Slone Epidemiology Unit, Boston University School of Medicine, Brookline, Massachusetts 02446 [P. F. C., L. R., J. R. P., S. S.]; Center for Clinical Epidemiology and Biostatistics, Department of Biostatistics and Epidemiology, and Division of General Internal Medicine of the Department of Medicine, University of Pennsylvania School of Medicine, Philadelphia, Pennsylvania [B.L.S.]; Department of Epidemiology and Biostatistics, Memorial Sloan-Kettering Cancer Center, New York, New York [A. G. Z.]; and Department of Epidemiology and Preventive Medicine, University of Maryland School of Medicine, Baltimore, Maryland [P. D. S.]

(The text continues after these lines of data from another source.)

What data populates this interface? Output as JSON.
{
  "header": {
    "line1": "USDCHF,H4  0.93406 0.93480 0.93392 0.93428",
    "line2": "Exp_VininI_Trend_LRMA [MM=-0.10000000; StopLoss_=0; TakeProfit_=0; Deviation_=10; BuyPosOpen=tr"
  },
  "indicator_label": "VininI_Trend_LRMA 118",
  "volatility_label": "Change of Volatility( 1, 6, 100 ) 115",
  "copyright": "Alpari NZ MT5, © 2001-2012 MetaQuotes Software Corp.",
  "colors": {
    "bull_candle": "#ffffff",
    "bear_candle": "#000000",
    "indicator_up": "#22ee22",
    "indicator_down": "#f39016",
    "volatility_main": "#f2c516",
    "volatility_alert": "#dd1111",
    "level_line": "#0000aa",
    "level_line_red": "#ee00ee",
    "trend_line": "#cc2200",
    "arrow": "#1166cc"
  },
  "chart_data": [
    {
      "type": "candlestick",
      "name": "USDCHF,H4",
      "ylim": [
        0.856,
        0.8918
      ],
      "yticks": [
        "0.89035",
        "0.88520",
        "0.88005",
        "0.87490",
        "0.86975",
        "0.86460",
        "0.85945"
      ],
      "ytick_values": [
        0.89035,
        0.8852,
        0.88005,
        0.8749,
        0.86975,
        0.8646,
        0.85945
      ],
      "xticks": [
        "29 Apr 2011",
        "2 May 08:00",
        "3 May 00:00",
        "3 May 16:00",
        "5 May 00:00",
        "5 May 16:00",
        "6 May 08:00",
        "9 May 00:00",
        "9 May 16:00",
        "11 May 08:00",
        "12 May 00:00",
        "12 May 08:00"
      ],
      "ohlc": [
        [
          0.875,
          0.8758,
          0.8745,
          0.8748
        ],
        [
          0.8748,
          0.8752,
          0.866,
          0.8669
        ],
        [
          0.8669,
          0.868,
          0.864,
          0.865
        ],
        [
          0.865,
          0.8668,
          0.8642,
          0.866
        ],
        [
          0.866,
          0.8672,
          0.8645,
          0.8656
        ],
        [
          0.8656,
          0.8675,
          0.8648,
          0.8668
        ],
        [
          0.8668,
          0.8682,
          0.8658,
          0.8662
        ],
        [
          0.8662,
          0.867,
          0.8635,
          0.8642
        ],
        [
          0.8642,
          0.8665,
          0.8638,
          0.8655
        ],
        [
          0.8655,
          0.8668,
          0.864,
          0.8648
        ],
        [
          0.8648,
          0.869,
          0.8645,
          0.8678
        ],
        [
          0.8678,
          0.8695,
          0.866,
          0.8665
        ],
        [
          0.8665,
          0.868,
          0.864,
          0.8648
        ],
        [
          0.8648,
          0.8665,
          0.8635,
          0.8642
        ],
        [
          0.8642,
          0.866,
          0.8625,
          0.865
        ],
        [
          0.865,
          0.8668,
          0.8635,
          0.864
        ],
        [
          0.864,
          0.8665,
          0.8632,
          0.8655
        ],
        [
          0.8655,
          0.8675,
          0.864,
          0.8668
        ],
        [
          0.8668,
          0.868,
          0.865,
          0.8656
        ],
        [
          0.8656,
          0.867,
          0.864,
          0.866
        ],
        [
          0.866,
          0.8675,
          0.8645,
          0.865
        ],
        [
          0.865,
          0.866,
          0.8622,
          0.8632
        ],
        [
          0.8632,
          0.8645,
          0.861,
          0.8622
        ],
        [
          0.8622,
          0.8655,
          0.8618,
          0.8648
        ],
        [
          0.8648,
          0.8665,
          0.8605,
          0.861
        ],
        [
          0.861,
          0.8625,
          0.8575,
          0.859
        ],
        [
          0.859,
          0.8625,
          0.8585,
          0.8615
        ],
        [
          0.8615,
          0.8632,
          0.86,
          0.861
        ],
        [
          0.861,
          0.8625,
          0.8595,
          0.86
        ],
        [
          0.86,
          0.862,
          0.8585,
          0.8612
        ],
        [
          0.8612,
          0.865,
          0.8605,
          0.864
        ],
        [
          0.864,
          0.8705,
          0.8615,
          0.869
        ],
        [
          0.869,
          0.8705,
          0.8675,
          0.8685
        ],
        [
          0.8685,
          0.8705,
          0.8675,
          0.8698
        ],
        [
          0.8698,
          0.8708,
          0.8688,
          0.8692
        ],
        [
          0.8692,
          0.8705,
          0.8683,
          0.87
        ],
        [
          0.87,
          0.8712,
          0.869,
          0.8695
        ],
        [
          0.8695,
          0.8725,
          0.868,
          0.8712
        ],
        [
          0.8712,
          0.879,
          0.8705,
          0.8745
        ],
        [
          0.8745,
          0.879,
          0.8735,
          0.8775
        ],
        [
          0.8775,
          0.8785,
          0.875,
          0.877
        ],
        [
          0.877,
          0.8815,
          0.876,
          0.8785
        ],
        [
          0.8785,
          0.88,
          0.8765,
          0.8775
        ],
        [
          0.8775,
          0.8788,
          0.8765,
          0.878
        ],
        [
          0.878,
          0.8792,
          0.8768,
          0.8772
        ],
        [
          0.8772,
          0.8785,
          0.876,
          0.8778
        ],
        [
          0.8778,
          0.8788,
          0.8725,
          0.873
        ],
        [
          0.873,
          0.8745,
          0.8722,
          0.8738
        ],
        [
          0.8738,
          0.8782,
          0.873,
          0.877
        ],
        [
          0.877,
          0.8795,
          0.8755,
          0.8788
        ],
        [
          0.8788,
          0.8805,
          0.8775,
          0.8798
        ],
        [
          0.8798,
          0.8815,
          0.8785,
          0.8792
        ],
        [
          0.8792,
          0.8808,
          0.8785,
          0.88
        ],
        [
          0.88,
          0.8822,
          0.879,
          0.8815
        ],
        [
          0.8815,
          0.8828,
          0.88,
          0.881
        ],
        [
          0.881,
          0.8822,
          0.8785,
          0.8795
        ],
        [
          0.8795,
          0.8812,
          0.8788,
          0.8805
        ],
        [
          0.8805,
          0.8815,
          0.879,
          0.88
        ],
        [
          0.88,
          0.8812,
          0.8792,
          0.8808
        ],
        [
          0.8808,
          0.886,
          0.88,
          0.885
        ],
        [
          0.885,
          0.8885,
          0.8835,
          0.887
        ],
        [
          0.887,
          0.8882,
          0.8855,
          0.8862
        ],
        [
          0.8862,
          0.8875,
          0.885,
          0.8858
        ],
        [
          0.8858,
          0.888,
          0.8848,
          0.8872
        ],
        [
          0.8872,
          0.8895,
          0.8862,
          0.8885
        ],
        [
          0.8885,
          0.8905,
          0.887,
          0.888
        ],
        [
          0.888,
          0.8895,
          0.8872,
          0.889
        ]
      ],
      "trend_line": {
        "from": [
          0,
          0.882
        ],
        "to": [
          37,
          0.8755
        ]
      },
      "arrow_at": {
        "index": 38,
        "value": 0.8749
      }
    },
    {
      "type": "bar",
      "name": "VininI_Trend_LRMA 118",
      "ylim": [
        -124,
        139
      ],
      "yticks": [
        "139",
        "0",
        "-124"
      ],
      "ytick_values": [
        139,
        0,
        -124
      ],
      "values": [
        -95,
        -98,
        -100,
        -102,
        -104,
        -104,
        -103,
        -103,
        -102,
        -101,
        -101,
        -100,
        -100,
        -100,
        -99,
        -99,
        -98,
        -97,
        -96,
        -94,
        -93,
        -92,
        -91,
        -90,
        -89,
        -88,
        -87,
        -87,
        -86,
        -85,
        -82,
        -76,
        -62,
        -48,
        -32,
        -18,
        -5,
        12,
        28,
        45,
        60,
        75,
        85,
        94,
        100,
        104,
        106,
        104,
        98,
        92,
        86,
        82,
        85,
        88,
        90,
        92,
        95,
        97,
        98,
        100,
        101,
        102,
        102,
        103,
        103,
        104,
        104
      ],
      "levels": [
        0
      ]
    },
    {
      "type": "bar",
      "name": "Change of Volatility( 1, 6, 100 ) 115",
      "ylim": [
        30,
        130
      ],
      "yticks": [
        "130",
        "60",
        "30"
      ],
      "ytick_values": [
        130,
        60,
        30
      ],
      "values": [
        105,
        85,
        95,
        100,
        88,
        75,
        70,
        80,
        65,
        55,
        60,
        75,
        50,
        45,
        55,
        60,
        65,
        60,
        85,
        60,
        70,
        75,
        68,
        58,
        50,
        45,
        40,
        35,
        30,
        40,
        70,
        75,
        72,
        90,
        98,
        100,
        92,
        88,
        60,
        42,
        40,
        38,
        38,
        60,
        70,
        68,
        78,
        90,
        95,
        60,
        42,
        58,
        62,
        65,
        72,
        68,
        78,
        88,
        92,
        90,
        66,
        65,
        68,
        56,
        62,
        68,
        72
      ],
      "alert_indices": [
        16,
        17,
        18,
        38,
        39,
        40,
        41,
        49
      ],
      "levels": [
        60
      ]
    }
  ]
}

Regular continuing nonsteroidal anti-inflammatory drug (NSAID) use has been associated with a reduction in risk of large bowel cancer in many studies, including our Case-Control Surveillance Study of medication use and cancer risk. We assessed the relation of NSAID use to the risk of digestive cancers at sites other than the large bowel in this database. Nurse-interviewers administered questionnaires to patients admitted to hospitals in four centers from 1977 to 1998. Cases comprised 1149 patients with cancers of the pancreas (n = 504), stomach (n = 254), esophagus (n = 215), gallbladder (n = 125), or liver (n = 51). Controls were 5952 patients admitted for trauma or acute infection. History of NSAID use was elicited by questions about indications for use. Multiple logistic regression models were used to calculate odds ratios (ORs) for categories of regular NSAID use (at least 4 days/week for at least 3 months) relative to never use. The OR for regular use initiated at least 1 year before admission and continuing into that year was reduced for stomach cancer (OR = 0.3; 95% confidence interval, 0.1–0.6) and was compatible with 1.0 for other sites. The ORs for regular continuing use of at least 5 years duration were <1.0 for cancers of the stomach, pancreas, esophagus, and gallbladder but were statistically significant only for stomach cancer. These data suggest that regular continuing NSAID use may be associated with reduced risk of stomach cancer. For the other sites, the data are consistent with no effect of NSAID use.